Who are the fiddlers?

In Cyprus, the word ‘fiddlers’ more often than not denotes both the violin and the laouto playing together, as an ensemble. This is the case for The Cypriot Fiddler too: the ‘fiddlers’ presented here can be violin players, laouto players, or even tamboutsia (frame drum), zurna or davul players (more on this below).

More specifically, the term ‘fiddler’ here refers to traditional musicians, who performed music professionally – that is, in exchange for money – at weddings, religious festivals and fairs in Cyprus in the first half of the twentieth century (perhaps beforehand too, but information on earlier periods is sketchy).
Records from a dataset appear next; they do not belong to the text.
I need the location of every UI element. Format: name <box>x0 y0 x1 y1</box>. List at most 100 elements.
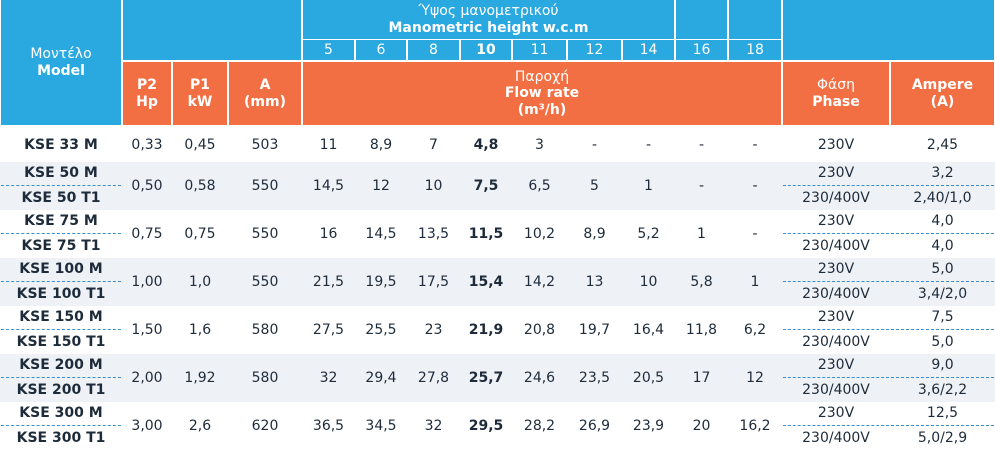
cell-text: 1 <box>697 225 706 242</box>
ampere-cell: 5,0 <box>890 330 995 354</box>
cell-text: 1 <box>750 273 760 290</box>
cell-text: 2,6 <box>188 417 212 434</box>
flow-cell: 16 <box>302 210 355 258</box>
cell-text: 550 <box>251 225 279 242</box>
phase-cell: 230V <box>783 306 889 330</box>
flow-cell: 6,5 <box>512 162 567 210</box>
phase-cell: 230V <box>782 128 890 162</box>
phase-cell: 230/400V <box>782 426 890 450</box>
model-cell: KSE 200 T1 <box>0 378 122 402</box>
cell-text: KSE 150 T1 <box>16 333 106 350</box>
flow-cell: 20 <box>675 402 728 450</box>
cell-text: 580 <box>251 369 279 386</box>
p2-cell: 3,00 <box>122 402 172 450</box>
cell-text: Flow rate <box>504 85 580 102</box>
phase-cell: 230V <box>783 210 889 234</box>
cell-text: 3,6/2,2 <box>917 381 968 398</box>
cell-text: (m³/h) <box>517 101 567 118</box>
model-header: Μοντέλο Model <box>1 0 121 125</box>
cell-text: 620 <box>251 417 279 434</box>
flow-cell: - <box>567 128 622 162</box>
cell-text: 17,5 <box>417 273 450 290</box>
cell-text: 2,40/1,0 <box>913 189 972 206</box>
flow-cell: 17,5 <box>407 258 460 306</box>
flow-cell: 10 <box>622 258 675 306</box>
p1-cell: 0,75 <box>172 210 228 258</box>
cell-text: 20,5 <box>632 369 665 386</box>
cell-text: KSE 33 M <box>24 136 98 153</box>
model-cell: KSE 75 T1 <box>0 234 122 258</box>
cell-text: 8 <box>429 41 438 58</box>
cell-text: Phase <box>812 93 860 110</box>
cell-text: Φάση <box>817 77 855 94</box>
flow-cell: 24,6 <box>512 354 567 402</box>
cell-text: 26,9 <box>578 417 611 434</box>
cell-text: 17 <box>692 369 711 386</box>
cell-text: 23,9 <box>632 417 665 434</box>
cell-text: kW <box>187 93 213 110</box>
cell-text: Hp <box>136 93 158 110</box>
cell-text: Μοντέλο <box>30 46 92 63</box>
cell-text: 5,0 <box>931 333 954 350</box>
flow-cell: 3 <box>512 128 567 162</box>
p2-cell: 1,00 <box>122 258 172 306</box>
flow-cell: 1 <box>622 162 675 210</box>
cell-text: - <box>591 136 598 153</box>
cell-text: 230/400V <box>802 189 870 206</box>
flow-cell: 17 <box>675 354 728 402</box>
p2-header: P2 Hp <box>123 62 171 125</box>
ampere-cell: 4,0 <box>890 234 995 258</box>
flow-cell: 5 <box>567 162 622 210</box>
phase-cell: 230/400V <box>782 282 890 306</box>
height-value: 10 <box>461 40 511 60</box>
cell-text: 25,5 <box>365 321 397 338</box>
a-cell: 580 <box>228 354 302 402</box>
model-cell: KSE 300 T1 <box>0 426 122 450</box>
height-value: 16 <box>676 40 727 60</box>
p2-cell: 0,33 <box>122 128 172 162</box>
flow-cell: 14,2 <box>512 258 567 306</box>
p2-cell: 2,00 <box>122 354 172 402</box>
cell-text: 230V <box>817 405 855 422</box>
row-band <box>0 306 995 354</box>
height-value: 5 <box>303 40 354 60</box>
model-cell: KSE 300 M <box>1 402 121 426</box>
cell-text: 12 <box>585 41 604 58</box>
cell-text: 230V <box>817 165 855 182</box>
cell-text: 7,5 <box>931 309 954 326</box>
cell-text: 20,8 <box>523 321 556 338</box>
cell-text: 4,8 <box>473 136 499 153</box>
flow-cell: - <box>728 210 782 258</box>
flow-cell: 23 <box>407 306 460 354</box>
cell-text: 0,75 <box>184 225 216 242</box>
cell-text: 580 <box>251 321 279 338</box>
ampere-cell: 2,40/1,0 <box>890 186 995 210</box>
row-band <box>0 128 995 162</box>
cell-text: 5,0 <box>931 261 954 278</box>
cell-text: 7 <box>429 136 438 153</box>
flow-cell: 28,2 <box>512 402 567 450</box>
cell-text: 28,2 <box>523 417 556 434</box>
cell-text: 6,2 <box>743 321 767 338</box>
model-cell: KSE 50 T1 <box>0 186 122 210</box>
cell-text: 15,4 <box>468 273 504 290</box>
flow-cell: 34,5 <box>355 402 407 450</box>
p1-cell: 0,58 <box>172 162 228 210</box>
cell-text: 4,0 <box>931 213 954 230</box>
flow-cell: 8,9 <box>567 210 622 258</box>
flow-cell: 27,8 <box>407 354 460 402</box>
ampere-cell: 2,45 <box>890 128 995 162</box>
flow-cell: 23,9 <box>622 402 675 450</box>
ampere-cell: 5,0/2,9 <box>890 426 995 450</box>
cell-text: 16 <box>692 41 711 58</box>
phase-cell: 230V <box>783 402 889 426</box>
cell-text: 3,00 <box>131 417 163 434</box>
cell-text: 2,45 <box>926 136 959 153</box>
flow-cell: 6,2 <box>728 306 782 354</box>
cell-text: 11,8 <box>685 321 718 338</box>
cell-text: 0,58 <box>184 177 216 194</box>
cell-text: 12,5 <box>926 405 959 422</box>
row-band <box>0 258 995 306</box>
model-cell: KSE 75 M <box>1 210 121 234</box>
The fiddlers featured on The Cypriot Fiddler were men of limited financial means, who worked in the fields or had other occupations, and who took up their instruments whenever there was need for musicians. Being a fiddler in mid-twentieth-century Cyprus was therefore a part-time, seasonal profession, held alongside the musicians’ main job. The only exception were a few urban musicians, who played and taught music for a living.

The mores of traditional Cypriot society dictated that no women could be fiddlers. As in many other small, close-knit societies in the Mediterranean and beyond, in Cyprus too there was a strict separation between the public and private spheres. While men could perform freely both in private and in public, women could only sing or play music at home, in front of close family and friends. Playing music or singing outside the private, domestic sphere was enough to label a woman as ‘immoral’. However, some women did manage to play music in public too, without fear of this label. These were either disabled women (e.g., blind), who had to work to make a living, or women whose physique or behaviour somehow differed from the perceived female stereotype of the time (e.g., those frequently labelled by others as ‘antrogenaitzes’; i.e., ‘manly women’).

 

Even though all of the musicians featured on The Cypriot Fiddler continued to perform even after the mid-twentieth century – some of them, in fact, continue to perform to this day – one important criterion for their inclusion in the project was that they had to have been performing in public by the 1950s or early 1960s at the latest. The reason that this cut-off point was needed was simple: after the early 1960s, the traditional violin-and-laouto ensemble was largely abandoned, in favour of a larger orchestra that contained three, four or five instruments. The Cypriot Fiddler’s aim was to capture a particular moment in Cyprus’s soundscape, where the sounds of the fiddlers would have been the principal ones heard in village weddings and fairs across the island.

Along with the violin and laouto often appeared the zurna and davul, particularly in Turkish Cypriot weddings and celebrations. This dialogue between the violin and laouto on the one hand and the zurna and davul on the other that existed in Cypriot villages sixty or seventy years ago is very much reflected in this project; both the documentary and the book include a pair of zurna-and-davul musicians.